Jeb Bush, a founding father of the corporate reform movement, was governor of Florida from 1999 to 2007. He implemented a regime of high-stakes standardized testing, third grade retention, school report cards, and choice. He vigorously championed charter schools and tried to change the state constitution to allow vouchers for religious schools. Now he is concerned that the legislature might undermine high-stakes testing, so he penned this opinion piece for the Orlando Sentinel bragging about the success of his test-and-punish regime.
Yes, Florida’s fourth-grade NAEP scores are high. But he does not acknowledge that the scores are high because Florida “retains” third-graders who don’t pass the reading test. Holding these kids back artificially inflated the fourth-grade scores. By eighth grade, Florida’s scores are at the national average. Nothing to boast about there. The moral of the story: retention raises test scores by removing from the testing pool the kids who were retained (flunked).
The other curious omission in this article is voucher schools. Jeb is a huge fan of vouchers but voucher schools don’t take any state tests. How does he explain this? He doesn’t.
He wrote:
For more than two decades, Florida has remained committed to educational excellence by ensuring that transparency, accountability and opportunity define our K-12 system. We’ve consistently pushed the envelope, transforming Florida into a national leader. This has not happened by accident.
When I took office, nearly half of Florida’s fourth graders had significant reading deficiencies. Similarly, half of Florida’s fourth graders were significantly below grade level in math. Only half of high school students graduated on time.
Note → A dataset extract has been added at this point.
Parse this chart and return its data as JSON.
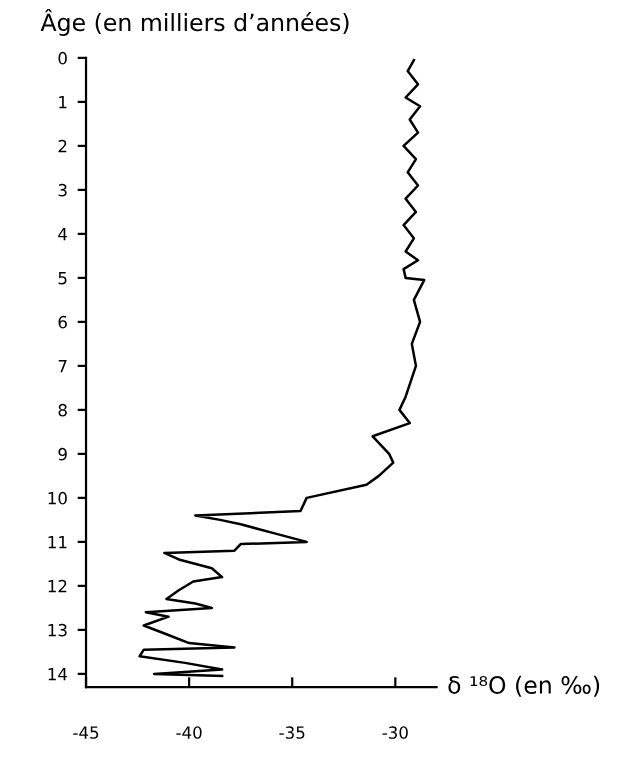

In partnership with state lawmakers, we championed the A+ Plan in 1999 based on core principles of high expectations, standardized measurement, a clear and achievable system of accountability, rewards and consequences for performance, effective teaching in the classroom and more choices for families to customize an education for each student.
Today, Florida’s fourth graders rank third in the nation for reading achievement and fourth in the nation for math achievement. Our high school graduation rate is approaching 90%.
This is why it’s concerning that some lawmakers now seem eager to throw out or water down key components of the policies that led our students from the back of the pack to top in the nation.
I understand the goal of the Florida Senate’s recently unveiled deregulation package (Senate bills 7000, 7002and 7004). Cutting red tape and removing outdated regulations is a worthwhile effort.
But this cannot come at the cost of our state and students taking a step backward.
Lawmakers have proposed watering down our third grade literacy policy, removing the backstop of retention and paving the way to reinstate social promotion. Requiring that students objectively demonstrate they are reading successfully before being promoted to fourth grade has been a core part of Florida’s comprehensive early literacy policy — one that research has consistently supported.
This is why it’s concerning that some lawmakers now seem eager to throw out or water down key components of the policies that led our students from the back of the pack to top in the nation.
I understand the goal of the Florida Senate’s recently unveiled deregulation package (Senate bills 7000, 7002and 7004). Cutting red tape and removing outdated regulations is a worthwhile effort.
But this cannot come at the cost of our state and students taking a step backward.
Lawmakers have proposed watering down our third grade literacy policy, removing the backstop of retention and paving the way to reinstate social promotion. Requiring that students objectively demonstrate they are reading successfully before being promoted to fourth grade has been a core part of Florida’s comprehensive early literacy policy — one that research has consistently supported.
Most parents believe their children are reading on grade level even when they are not. Florida’s retention policy raises expectations. We know there are grave later-life outcomes for struggling readers. Lowering expectations by watering down the retention requirement will not help students in third grade or beyond.
Moreover, abandoning the requirement that Florida students pass the tenth grade English Language Arts and Algebra I end-of-course assessments further reduces expectations and hampers Florida’s workforce development efforts. Removing this requirement may aid Florida’s graduation rates, but it will reduce the diploma to nothing more than a participation certificate.
If we expect less, we will get less. This cannot be the future we want for Florida.
Finally, part of the package would turn back recent gains for charter schools to be treated equitably alongside their traditional public school peers. The bill’s proposed changes would make it harder for charter schools to access vacant public school buildings and reduce the share of Title I funds made available to students attending charter schools. This is a step backward.
Maintaining Florida’s system of high expectations, clear accountability and robust choice is as important to our future as anything. We’ve spent two decades establishing, maintaining and building upon these ideals.
Now is not the time for lawmakers to get weak-kneed on policies that have played key roles in contributing to two decades of educational progress.
Jeb Bush was governor of Florida from 1999 to 2007. He is the founder and chair of ExcelinEd, ExcelinEd in Action and the Foundation for Florida’s Future.